We, are now worried that he lost his favorite and most paid job of the two he works.  Due to my scheduling.  So, I have to get on the ball and find a good paying job for A) to help with the finances now and then B) my future plans.
The past, oh I'd say, 10 years, we have struggled to make ends meet.  Every year about this time, we are always below the poverty line and struggle to even buy food.  This year is the same.  I often wonder what would make the cycle end?  Move?  We won't move because of the kids, their friends, school etc.  I wonder, what if we did move out of this town and things started to get better?  Would the sacrifice turn things around?  Is that why I want to get out of this relationship just to get out?  Is that plausible?
I stay up thinking of if I did get out of this relationship and move far and away from here, my life does improve and all the stress I have had in the last eight years would vanish.  I would be content, relaxed and was able to support myself again without relying on anyone else.  How happy I feel when I dream about this...

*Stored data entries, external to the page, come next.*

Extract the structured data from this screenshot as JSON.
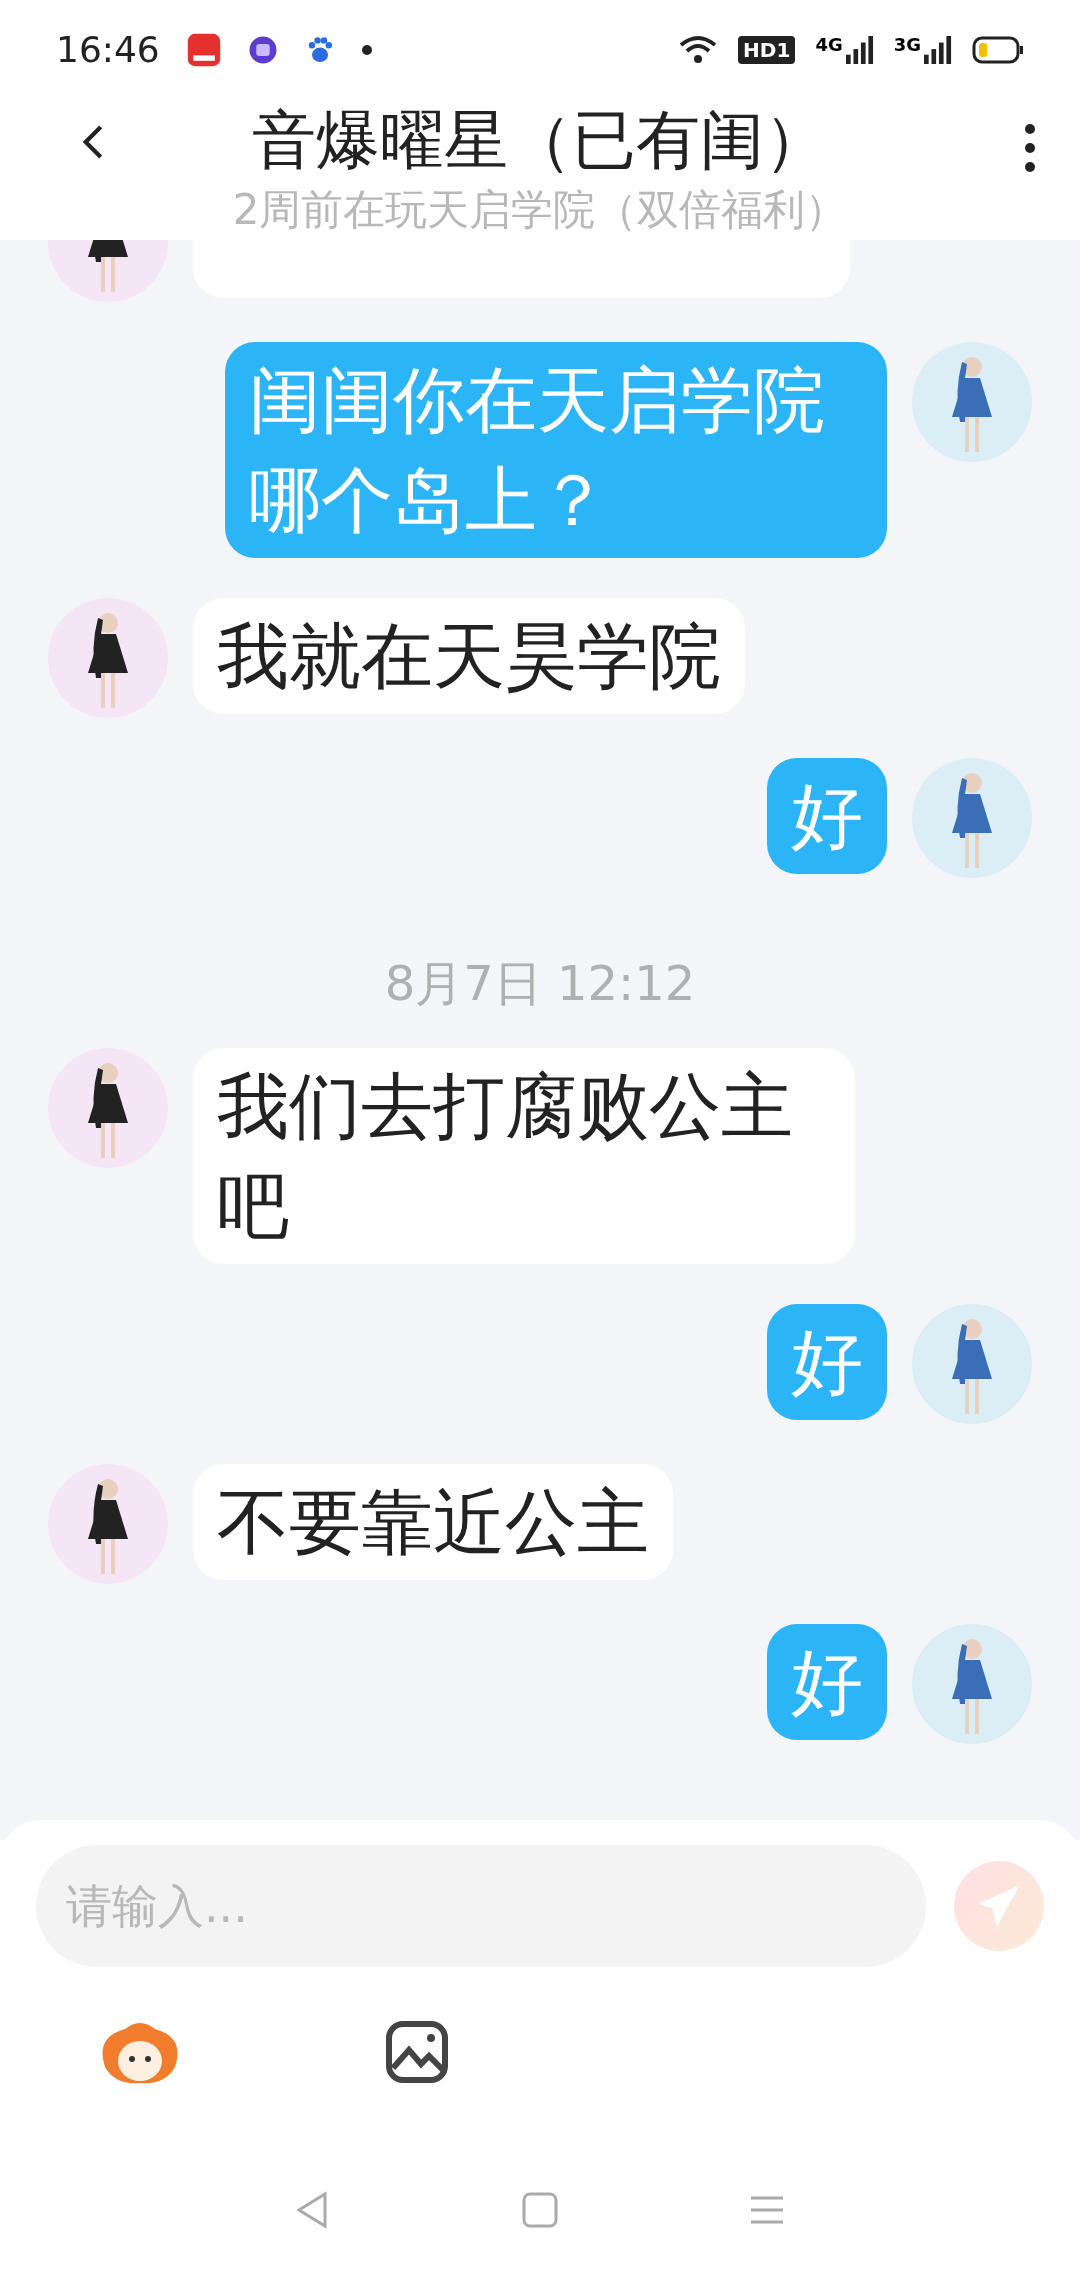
{
  "status_bar": {
    "time": "16:46",
    "badge": "HD1",
    "network_1": "4G",
    "network_2": "3G"
  },
  "header": {
    "title": "音爆曜星（已有闺）",
    "subtitle": "2周前在玩天启学院（双倍福利）"
  },
  "messages": [
    {
      "kind": "incoming"
    },
    {
      "kind": "outgoing",
      "text": "闺闺你在天启学院哪个岛上？"
    },
    {
      "kind": "incoming",
      "text": "我就在天昊学院"
    },
    {
      "kind": "outgoing",
      "text": "好"
    },
    {
      "kind": "time",
      "text": "8月7日 12:12"
    },
    {
      "kind": "incoming",
      "text": "我们去打腐败公主吧"
    },
    {
      "kind": "outgoing",
      "text": "好"
    },
    {
      "kind": "incoming",
      "text": "不要靠近公主"
    },
    {
      "kind": "outgoing",
      "text": "好"
    }
  ],
  "composer": {
    "placeholder": "请输入..."
  }
}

Thus, makes me start writing things down to plan my getaway. Things from items I will take with me, what I would need to purchase to replace of what I leave behind, the budget of all the down payments, shopping, etc.  I have done this for so many years!  Yet, I am still here.  Why?  You ask.  I have a fear of failing.  Not reaching my goals of my dreams.  So, I stay and keep planning.
One day I will be on my own and will probably think, "why didn't I go through with it all those years?"